The latest group to get a whiff of the provincial government’s foul practice is the South Red Deer Regional Wastewater Commission.
Seven years ago, the commission and the province agreed to build a regional sewage line from Red Deer to Olds. The province promised to cover 90 per cent of the cost. Transportation officials reassured the commission any cost overruns would be covered under the 90/10 arrangement.
Originally estimated to cost $107 million in 2007, the bill is expected to come in around $135 million due to inflation, construction costs and other delays. Some of those delays were requested by the province during tough economic times back in 2009.
Times were so tough that Red Deer County Coun. Jim Lougheed expressed fears that provincial government cutbacks could cause communities to drop out of the project altogether.
Recently, the provincial government offered the commission a maximum of $10 million toward the completion of the regional sewage line.
That’s about $10 million less than what’s needed to finish the project. The offer would also reduce the province’s share of the total cost to about 80 per cent.
Dennis Cooper, chairman of the commission, has accused the province of reneging on its promise to fund 90 per cent. The City of Red Deer was also disappointed to learn that the province was reducing its commitment to the regional wastewater line, and rightly so.
The provincial government’s offer, if you can call it that, stinks, plain and simple.
The province is facing tough economic times, true. But that is no excuse to back out of its commitment to the 90/10 arrangement, especially when the province is responsible for some of those cost overruns.
This is a mess of the province’s own making. How the province deals with it will speak volumes about its credibility and trustworthiness.

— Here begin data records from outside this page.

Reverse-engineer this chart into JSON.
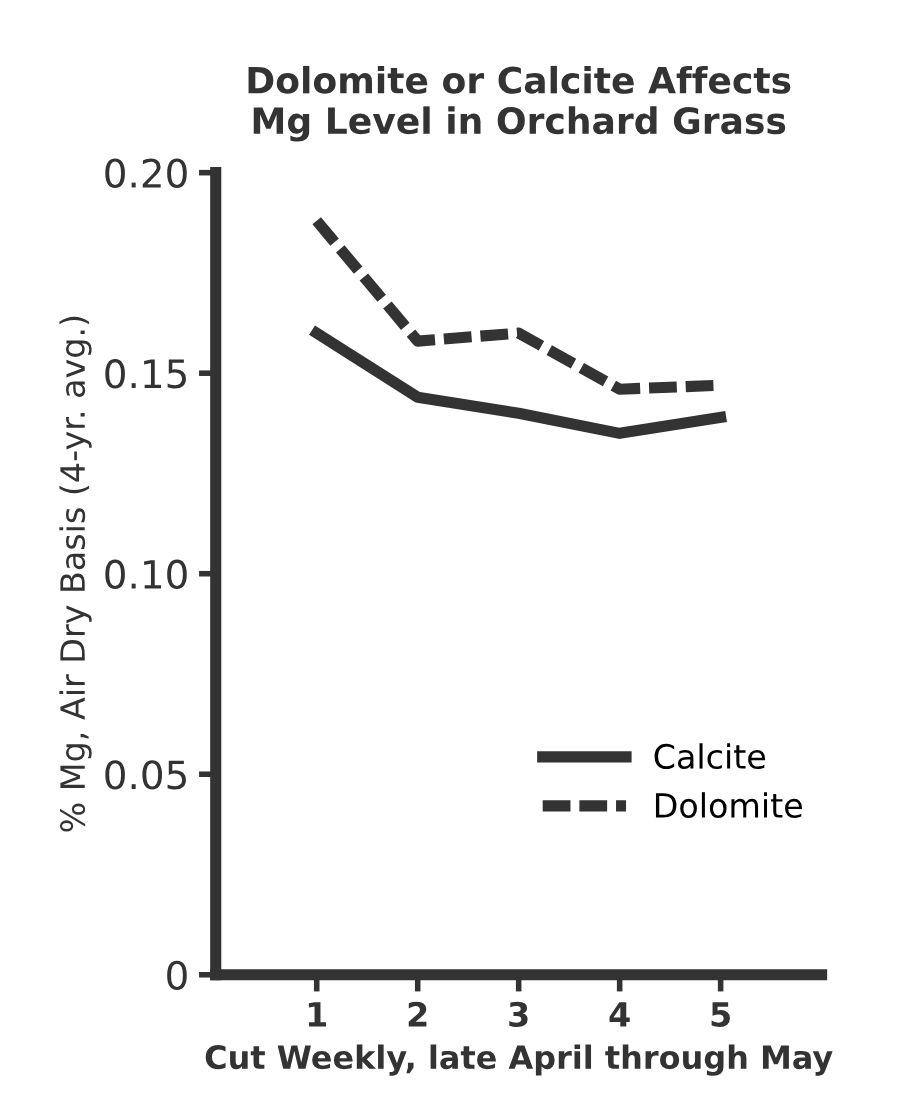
{
  "chart_data": {
    "type": "line",
    "title": "Dolomite or Calcite Affects\nMg Level in Orchard Grass",
    "xlabel": "Cut Weekly, late April through May",
    "ylabel": "% Mg, Air Dry Basis (4-yr. avg.)",
    "x": [
      1,
      2,
      3,
      4,
      5
    ],
    "series": [
      {
        "name": "Calcite",
        "color": "#333333",
        "line_style": "solid",
        "values": [
          0.16,
          0.144,
          0.14,
          0.135,
          0.139
        ]
      },
      {
        "name": "Dolomite",
        "color": "#333333",
        "line_style": "dashed",
        "values": [
          0.188,
          0.158,
          0.16,
          0.146,
          0.147
        ]
      }
    ],
    "xlim": [
      0,
      6
    ],
    "xticks": [
      1,
      2,
      3,
      4,
      5
    ],
    "ylim": [
      0,
      0.2
    ],
    "yticks": [
      {
        "value": 0,
        "label": "0"
      },
      {
        "value": 0.05,
        "label": "0.05"
      },
      {
        "value": 0.1,
        "label": "0.10"
      },
      {
        "value": 0.15,
        "label": "0.15"
      },
      {
        "value": 0.2,
        "label": "0.20"
      }
    ],
    "legend": "bottom right",
    "grid": false
  }
}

It’s absurd to think that any municipality would embark on a project with the province in the future knowing the province could break its commitment on a whim.
The commission feared something like this might happen. Early last month, Dave Hoar, Red Deer County’s representative on the commission, warned that completion of an Olds-to-Red Deer regional sewage line might be delayed to the end of 2015, or even a number of years beyond that, due to the province’s tight finances.
The community caught in the middle of the latest funding tug-o-war between the commission and the province is the Town of Olds, the last community scheduled to be hooked up to the regional line.
The town had planned to improve its sewer lines as far back as 2004, but that project was put on hold because the province wanted a regional option.
Almost 10 years later, Olds is still waiting for the regional sewage line to reach it. Meanwhile, the age and capacity of the town’s existing sewage treatment lagoons, which were a concern in 2009, continue to deteriorate.
This time last year, Cooper was much more upbeat about the province’s willingness to live up to its end of the bargain. Although he had not received a firm funding commitment, a meeting with provincial ministers and local MLAs in Edmonton had gone well.
Now Cooper and the rest of the commission members are back to Square 1. In a special meeting last week, the commission voted to reject the $10-million offer and request a meeting with Transportation Minister Ric McIver to work out alternatives.
If that meeting takes place, the province should clear the air and live up to the funding promise it made seven years ago. The regional sewer line has dragged on long enough.
Cameron Kennedy is an Advocate editor.